Daniel Medina Flores
Estoy
frente a la puerta y no sé si deba entrar. Es un día soleado, pero
tengo frío. Me siento extraño, ligero, delgado, como si flotara.
Tengo miedo, no por ti, sino por lo que pueda pasar cuando te hable.
Vine porque es necesario, porque, aunque tú
guardes
silencio y no me digas nada, yo tengo mucho que hablar, necesito
decir lo que callé. Tiemblo, todo mi cuerpo se cimbra, mis manos
no
dejan de moverse sin control. Doy el primer paso e inicio el
recorrido.
Una mujer
camina hacia mí, en su rostro veo pena y desconsuelo. Tal vez me vea
igual, quizá estoy peor, lo único que sé es que siento mi rostro
pesado, marchito, sin luz. Cuando pasa a mi lado mueve la cabeza y yo
apenas le respondo con el mismo gesto.
Mi camino
deja atrás fechas, dedicatorias, nombres. Algunos
los puedo leer, otros ni se distinguen. Nombres viejos, nombres que
no se pronuncian, nombres que no se recuerdan. Más adelante está la
encrucijada y recuerdo lo que me dijeron: debo ir hacia la izquierda,
a partir de ahí no estará lejos tu hogar. Mis pasos son más
lentos, casi los voy contando. Tiempo, eso es lo que busco, tiempo
para obtener fuerzas, porque tú ahí estarás, eso lo sé, pero,
¿sabrás que he venido?
En mis
pensamientos repaso las palabras, las voy conectando una por una para
encontrarles sentido. Debes saberlo, pero tengo miedo porque no sé
si me escucharás, no sé si oirás. Cuando alcanzo tu hogar mis
piernas flaquean, caigo de rodillas y apenas puedo detenerme
colocando las manos en el montón de tierra. No fue por sorpresa,
sabía que ahí estarías, más bien es porque nunca estamos
preparados para ello por más que digamos que sí.
Me levanto
y me siento a un lado del montículo de tierra. Aclaro mi garganta.
En mi boca
hay
un agujero negro y
durante un tiempo no puedo decir nada, no puedo pensar, solo imagino
que tal vez me estás viendo, que sabes que hablaré, pero ninguna
palabra puede salir. “Hola”, te digo después de un tiempo con la
voz entrecortada e imagino que tú me respondes, ¿realmente lo
haces? ¿Me escuchaste?
Toco con mi
mano la tierra.
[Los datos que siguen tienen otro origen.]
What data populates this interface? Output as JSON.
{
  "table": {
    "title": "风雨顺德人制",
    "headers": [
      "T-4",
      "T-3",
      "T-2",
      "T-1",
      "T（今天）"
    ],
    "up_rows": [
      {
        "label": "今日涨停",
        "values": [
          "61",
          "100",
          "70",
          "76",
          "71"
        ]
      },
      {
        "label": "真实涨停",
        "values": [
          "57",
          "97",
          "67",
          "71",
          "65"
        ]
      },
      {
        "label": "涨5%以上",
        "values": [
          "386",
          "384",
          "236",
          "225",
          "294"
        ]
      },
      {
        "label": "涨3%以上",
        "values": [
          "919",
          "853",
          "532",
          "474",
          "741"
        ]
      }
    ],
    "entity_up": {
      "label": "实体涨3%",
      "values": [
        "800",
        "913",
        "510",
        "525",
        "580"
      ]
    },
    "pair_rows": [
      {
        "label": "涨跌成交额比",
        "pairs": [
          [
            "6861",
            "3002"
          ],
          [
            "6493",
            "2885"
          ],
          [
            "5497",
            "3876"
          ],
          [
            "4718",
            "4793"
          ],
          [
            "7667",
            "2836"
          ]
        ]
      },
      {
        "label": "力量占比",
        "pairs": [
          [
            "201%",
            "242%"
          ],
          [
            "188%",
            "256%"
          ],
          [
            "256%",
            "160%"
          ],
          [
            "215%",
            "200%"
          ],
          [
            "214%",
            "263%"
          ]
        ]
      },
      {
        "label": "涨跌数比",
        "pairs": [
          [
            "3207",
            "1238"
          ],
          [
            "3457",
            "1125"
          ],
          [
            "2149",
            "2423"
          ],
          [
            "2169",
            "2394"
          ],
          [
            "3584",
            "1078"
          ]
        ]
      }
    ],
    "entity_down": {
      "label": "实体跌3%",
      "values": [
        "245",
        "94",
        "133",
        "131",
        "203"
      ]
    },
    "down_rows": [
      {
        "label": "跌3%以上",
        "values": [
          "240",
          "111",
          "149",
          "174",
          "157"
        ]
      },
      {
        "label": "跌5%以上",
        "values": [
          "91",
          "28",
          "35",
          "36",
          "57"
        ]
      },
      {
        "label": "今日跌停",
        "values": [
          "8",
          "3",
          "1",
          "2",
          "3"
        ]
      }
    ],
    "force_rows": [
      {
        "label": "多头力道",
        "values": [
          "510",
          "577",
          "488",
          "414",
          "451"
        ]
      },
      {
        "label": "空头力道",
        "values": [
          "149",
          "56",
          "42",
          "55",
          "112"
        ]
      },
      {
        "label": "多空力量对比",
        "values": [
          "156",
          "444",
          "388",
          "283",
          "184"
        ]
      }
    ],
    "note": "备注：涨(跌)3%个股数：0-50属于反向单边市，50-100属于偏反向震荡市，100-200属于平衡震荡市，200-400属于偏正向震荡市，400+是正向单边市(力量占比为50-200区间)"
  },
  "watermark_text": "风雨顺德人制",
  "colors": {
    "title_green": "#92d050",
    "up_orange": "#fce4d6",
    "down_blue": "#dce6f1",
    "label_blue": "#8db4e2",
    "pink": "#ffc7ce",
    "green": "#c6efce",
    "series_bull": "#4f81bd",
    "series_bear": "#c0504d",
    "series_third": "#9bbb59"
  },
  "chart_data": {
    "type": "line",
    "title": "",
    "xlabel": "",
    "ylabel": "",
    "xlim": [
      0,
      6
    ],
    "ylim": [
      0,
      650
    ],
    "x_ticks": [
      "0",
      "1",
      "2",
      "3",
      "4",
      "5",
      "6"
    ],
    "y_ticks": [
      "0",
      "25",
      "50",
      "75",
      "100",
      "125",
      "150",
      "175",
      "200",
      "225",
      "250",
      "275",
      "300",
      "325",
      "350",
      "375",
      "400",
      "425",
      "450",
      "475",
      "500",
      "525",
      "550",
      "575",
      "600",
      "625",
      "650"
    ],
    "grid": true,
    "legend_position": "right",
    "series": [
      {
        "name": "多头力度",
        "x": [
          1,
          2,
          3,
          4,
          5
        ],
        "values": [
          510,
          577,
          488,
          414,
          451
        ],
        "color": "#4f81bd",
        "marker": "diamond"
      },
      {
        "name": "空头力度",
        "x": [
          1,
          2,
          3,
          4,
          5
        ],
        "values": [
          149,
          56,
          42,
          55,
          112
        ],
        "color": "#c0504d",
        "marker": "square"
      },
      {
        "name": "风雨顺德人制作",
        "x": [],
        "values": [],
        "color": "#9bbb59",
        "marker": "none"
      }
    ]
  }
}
Entonces recuerdo tu cabello rojo, el
jade de tus ojos,
tu sonrisa y el abrazo que me dabas. Recuerdo esa noche lejana
sentados en el sillón mientras en la televisión se sucedía una
película tras otra. Recuerdo tu risa. Recuerdo mis palabras torpes:
“¿Me animo?”, y tu respuesta mientras juegas con mi cabello, “Ya
sé de qué hablas. Hazlo”. Recuerdo el beso, tu mirada y la forma
en que acaricias mi mejilla.
“¿Me
quieres?”, la pregunta que me paraliza. Más besos, más caricias:
“¿me quieres?”. Después de ahí, silencio. En mi mente solo veo
sombras, imágenes que apenas se desvanecen cuando toman una forma
que ni siquiera puedo reconocer.
Veo la
tierra, veo tu nombre escrito en la roca, comienzo
a llorar. “Te amo”. Por fin pronuncio las palabras que tanto
debía, pero ahora no sé si sirva porque no estoy seguro de que
puedas escucharme, no sé si sabes que estoy a tu lado, que entré a
este lugar que me provoca miedo solo porque me dijeron que aquí
estabas, porque después de esa noche en tu casa no volví. Mucho
tiempo después me llamaron para decirme que fuiste
a
dormir y ya no despertaste.
Ahora solo
puedo decir que te amo, solo puedo sentarme al
lado de tu tumba,
tocar la tierra que
cubre tu ataúd y
pensar, imaginar que escuchaste mis palabras.